第3話

「結婚して下さい」


 少し高めなイタリア料理店で志人は杏花に婚約指輪を差し出した。


「え? え? ……えぇ!?」

 杏花は驚いているのか、ずっと言葉を詰まらせていた。

「わわわわわわわ、そんな急に」

 そうやって杏花は震えた手で婚約指輪を受け取った。


「あ、違う。これは俺が」

 志人は杏花の左手薬指に指輪を着ける動作までやりたかったため、杏花の取った指輪を取り、もう片手で杏花の左手を持った。

 しかし、お互い手が震えたりぎこちなくなってしまい、婚約指輪を落としてしまった。

「あ、」

「あ、やべ、待ってて」

 志人は緊張で杏花の手を持ったまま床に転がっている指輪を拾おうとしたため、手を引かれた杏花は体勢を崩し、倒れはしなかったもののゴンッという音を鳴らしてしまった。

 周りの客はこちらを見てクスクス笑っていた。少し恥ずかしかったが、目の前の杏花も笑っていたからどうでもよかった。

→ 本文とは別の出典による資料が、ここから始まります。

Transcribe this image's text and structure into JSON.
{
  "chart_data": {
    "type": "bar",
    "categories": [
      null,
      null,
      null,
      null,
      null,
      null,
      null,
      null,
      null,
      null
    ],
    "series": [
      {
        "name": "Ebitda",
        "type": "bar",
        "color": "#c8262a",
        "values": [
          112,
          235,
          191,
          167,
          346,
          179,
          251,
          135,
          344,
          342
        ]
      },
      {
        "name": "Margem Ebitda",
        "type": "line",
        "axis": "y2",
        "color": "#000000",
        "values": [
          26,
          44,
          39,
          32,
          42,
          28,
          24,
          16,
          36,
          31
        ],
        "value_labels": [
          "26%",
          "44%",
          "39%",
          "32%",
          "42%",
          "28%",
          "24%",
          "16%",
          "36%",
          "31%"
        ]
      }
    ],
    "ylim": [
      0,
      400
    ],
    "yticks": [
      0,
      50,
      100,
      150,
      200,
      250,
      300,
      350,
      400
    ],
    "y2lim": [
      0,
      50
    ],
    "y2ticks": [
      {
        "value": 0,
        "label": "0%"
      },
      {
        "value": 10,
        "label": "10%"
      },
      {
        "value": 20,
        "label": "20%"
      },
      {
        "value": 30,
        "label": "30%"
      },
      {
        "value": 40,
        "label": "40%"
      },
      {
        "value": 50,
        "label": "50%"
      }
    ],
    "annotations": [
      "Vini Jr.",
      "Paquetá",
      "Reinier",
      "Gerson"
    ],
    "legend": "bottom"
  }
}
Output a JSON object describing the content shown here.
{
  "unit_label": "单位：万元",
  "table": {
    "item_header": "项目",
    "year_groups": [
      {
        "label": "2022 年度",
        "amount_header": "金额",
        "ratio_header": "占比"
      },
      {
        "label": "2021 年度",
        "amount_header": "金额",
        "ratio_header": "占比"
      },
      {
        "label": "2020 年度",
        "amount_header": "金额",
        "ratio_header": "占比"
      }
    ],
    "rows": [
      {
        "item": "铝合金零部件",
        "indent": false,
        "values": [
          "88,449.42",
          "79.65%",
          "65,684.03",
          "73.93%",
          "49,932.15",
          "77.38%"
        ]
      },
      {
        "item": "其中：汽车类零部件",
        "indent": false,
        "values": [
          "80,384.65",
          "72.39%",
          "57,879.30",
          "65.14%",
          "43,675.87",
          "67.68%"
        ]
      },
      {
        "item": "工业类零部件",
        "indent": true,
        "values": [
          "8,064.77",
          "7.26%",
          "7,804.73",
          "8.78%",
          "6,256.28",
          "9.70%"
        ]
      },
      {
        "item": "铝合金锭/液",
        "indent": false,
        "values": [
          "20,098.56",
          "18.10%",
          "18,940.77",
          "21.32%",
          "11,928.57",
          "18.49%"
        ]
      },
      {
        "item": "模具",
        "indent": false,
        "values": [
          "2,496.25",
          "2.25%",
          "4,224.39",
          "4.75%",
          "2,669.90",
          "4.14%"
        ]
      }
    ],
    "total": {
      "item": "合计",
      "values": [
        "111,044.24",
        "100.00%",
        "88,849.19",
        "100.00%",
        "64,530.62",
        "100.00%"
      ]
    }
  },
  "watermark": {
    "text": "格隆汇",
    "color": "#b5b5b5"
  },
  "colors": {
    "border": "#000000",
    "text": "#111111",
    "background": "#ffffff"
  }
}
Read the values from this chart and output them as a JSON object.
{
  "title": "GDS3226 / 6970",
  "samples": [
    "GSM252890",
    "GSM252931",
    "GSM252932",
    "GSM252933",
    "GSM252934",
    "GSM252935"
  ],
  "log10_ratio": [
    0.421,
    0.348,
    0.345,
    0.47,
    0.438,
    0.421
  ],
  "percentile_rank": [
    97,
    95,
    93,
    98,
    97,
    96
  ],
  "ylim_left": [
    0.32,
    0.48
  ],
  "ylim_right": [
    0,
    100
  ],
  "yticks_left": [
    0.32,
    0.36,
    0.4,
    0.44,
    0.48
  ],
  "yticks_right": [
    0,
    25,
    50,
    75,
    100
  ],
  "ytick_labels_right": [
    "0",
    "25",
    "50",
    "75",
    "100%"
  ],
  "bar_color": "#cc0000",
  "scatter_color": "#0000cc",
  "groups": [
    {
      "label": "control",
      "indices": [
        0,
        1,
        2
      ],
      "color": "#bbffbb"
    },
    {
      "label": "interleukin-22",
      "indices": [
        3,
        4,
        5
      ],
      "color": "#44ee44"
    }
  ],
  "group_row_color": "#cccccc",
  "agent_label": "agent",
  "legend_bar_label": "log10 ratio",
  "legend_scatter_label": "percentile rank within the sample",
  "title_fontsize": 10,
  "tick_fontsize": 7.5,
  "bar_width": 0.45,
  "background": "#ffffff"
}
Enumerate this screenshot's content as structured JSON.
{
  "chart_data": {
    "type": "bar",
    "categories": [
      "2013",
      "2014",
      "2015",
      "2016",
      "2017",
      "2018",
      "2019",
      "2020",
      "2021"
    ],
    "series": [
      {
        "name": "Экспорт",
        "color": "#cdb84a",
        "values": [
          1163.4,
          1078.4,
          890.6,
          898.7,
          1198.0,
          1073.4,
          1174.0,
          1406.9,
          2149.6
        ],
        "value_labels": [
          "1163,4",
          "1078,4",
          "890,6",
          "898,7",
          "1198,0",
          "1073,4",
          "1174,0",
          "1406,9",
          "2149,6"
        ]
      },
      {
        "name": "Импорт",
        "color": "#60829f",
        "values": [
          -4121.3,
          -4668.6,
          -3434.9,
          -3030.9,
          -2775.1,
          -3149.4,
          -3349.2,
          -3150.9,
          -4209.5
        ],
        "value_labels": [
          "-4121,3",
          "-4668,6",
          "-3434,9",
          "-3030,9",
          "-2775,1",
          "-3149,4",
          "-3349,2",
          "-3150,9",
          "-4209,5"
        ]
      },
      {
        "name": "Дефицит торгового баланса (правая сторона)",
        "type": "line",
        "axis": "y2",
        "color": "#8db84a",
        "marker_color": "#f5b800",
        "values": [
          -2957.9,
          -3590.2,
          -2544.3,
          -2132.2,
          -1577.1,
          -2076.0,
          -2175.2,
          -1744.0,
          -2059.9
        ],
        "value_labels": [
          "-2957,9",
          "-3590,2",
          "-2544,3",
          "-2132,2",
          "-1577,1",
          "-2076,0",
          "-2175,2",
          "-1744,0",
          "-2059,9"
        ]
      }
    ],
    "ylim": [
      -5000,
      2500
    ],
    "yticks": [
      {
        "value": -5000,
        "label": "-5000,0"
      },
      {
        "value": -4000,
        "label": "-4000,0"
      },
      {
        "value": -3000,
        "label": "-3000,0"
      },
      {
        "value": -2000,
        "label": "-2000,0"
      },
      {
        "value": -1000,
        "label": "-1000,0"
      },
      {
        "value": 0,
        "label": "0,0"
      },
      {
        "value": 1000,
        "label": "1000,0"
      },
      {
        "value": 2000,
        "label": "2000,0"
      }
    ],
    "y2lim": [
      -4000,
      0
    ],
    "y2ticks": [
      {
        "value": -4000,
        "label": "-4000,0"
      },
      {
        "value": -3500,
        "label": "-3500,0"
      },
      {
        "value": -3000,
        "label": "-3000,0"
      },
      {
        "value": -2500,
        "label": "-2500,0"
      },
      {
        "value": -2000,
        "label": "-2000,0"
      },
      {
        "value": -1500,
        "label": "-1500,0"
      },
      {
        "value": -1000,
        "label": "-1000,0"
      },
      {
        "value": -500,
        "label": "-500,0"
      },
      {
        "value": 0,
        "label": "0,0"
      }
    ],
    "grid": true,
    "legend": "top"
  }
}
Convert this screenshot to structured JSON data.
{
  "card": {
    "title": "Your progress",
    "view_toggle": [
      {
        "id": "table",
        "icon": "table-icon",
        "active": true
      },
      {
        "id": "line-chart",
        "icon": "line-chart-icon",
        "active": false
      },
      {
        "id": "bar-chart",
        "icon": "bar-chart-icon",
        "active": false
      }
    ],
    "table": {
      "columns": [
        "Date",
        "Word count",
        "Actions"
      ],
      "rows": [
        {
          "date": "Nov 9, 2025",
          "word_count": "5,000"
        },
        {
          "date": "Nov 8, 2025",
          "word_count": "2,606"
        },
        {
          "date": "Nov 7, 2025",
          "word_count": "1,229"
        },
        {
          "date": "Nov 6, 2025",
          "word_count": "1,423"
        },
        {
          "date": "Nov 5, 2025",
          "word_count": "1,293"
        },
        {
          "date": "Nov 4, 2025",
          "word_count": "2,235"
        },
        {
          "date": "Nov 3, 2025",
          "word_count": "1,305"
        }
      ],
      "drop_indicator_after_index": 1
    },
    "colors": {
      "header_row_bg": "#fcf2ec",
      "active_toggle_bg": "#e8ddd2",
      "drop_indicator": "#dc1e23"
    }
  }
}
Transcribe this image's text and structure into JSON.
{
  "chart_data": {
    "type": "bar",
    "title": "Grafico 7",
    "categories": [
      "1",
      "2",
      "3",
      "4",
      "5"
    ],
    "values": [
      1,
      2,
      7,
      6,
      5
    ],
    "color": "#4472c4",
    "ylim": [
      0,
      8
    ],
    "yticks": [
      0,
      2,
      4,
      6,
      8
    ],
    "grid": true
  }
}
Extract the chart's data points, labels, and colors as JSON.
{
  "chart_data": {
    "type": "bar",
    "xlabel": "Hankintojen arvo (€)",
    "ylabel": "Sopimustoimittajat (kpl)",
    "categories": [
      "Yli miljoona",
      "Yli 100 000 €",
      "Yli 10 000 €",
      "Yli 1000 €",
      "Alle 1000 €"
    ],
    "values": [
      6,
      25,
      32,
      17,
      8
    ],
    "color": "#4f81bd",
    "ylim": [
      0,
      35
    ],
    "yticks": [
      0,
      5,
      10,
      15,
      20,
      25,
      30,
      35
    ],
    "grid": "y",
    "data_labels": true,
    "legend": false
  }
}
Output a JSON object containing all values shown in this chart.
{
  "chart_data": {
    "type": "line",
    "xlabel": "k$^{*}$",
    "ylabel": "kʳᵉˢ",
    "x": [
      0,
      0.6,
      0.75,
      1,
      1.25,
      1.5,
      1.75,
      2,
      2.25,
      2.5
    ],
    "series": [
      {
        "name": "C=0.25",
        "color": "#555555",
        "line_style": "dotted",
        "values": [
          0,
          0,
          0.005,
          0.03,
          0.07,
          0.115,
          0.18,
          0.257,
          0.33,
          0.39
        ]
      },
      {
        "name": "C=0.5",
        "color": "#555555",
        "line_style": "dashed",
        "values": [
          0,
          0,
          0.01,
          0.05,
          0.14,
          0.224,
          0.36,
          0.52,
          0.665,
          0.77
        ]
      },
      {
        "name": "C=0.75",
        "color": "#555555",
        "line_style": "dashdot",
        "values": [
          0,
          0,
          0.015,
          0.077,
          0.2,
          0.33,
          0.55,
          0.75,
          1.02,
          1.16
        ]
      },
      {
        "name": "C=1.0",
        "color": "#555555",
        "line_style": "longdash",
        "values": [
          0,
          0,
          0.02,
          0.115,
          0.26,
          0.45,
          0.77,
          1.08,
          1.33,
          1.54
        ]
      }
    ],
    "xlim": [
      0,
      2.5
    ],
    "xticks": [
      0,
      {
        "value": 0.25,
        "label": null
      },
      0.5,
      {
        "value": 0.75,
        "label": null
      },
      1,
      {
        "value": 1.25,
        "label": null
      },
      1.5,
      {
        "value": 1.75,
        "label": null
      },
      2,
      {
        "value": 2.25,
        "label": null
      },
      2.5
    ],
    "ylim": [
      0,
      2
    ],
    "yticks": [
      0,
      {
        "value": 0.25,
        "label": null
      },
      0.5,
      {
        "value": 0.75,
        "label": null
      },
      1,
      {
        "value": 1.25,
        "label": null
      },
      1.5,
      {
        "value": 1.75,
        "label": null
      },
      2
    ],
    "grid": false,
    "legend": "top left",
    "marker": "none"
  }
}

 志人は杏花に惚れた日から自分に誓っていた。彼女を毎日自分が笑顔にすると。


 後日、志人は杏花の両親に挨拶をしに行った。

 和室に招かれ開口一番

「志人君はお酒は?」

 と、義父に言われた。

「お酒は普段はビールを」

 と答えると、義母がビール缶とコップを持ってきて机に置く。そして義父がコップを志人に差し出してきた。志人は受け取ると義父はビール缶のタブを開けた。

 志人は父に酒の場での立ち回りを教わったことがあったが、仕事柄飲みの場がないのでそこまで実用する機会はなかった。だが、今日初めて父の躾が活かされた日となった。


「すみません。失礼します」

 志人はコップを斜めにして義父の方へ向けた。義父はそこに注ぎ始めるが、ビールがコップ内を満たしたいくのに合わせてコップを水平に戻していった。

「分かってるね」

 義父はなんだか嬉しそうに笑った。


 なんだか想像と違って、ご両親とはほとんど雑談とか、志人の地元の話なんかをして盛り上がった。

 後で聞いたのだか、杏花には弟がいて、その弟は元々飲酒をいていたのだが、ある日を境に禁酒をし始めたため、父親も少し寂しそうにしていたそうだ。

 あと、そういえば挨拶を済ませ、杏花の実家から出る時に玄関で義父に

「うちの娘がもし泣くようなことがあればすぐにうちに返しに来い」

 と急に言われ少し背筋が凍ったのだが、これも父親が娘を嫁に送り出すとき時に絶対に言うと決めていたセリフだったそうだ。


 それから3年後、2人の間に1人の命が生まれた。

 杏花は子供には普通と違う新たな個性を持って欲しいという願いを込めて「新」という字を希望したが、志人は代々「人」という漢字を引き継いでいるため、志人のわがままで2つ合わせて「新人」と名付けた。

 せっかく杏花が「新たな個性を」と願っていたのに、志人の古くからの家系のお決まりを引き継がせてしまって申し訳ない気持ちになったが、本人に何回も「新人」と声をかけていくうちに、一番相応しい名前だったんじゃないかって思えてきた。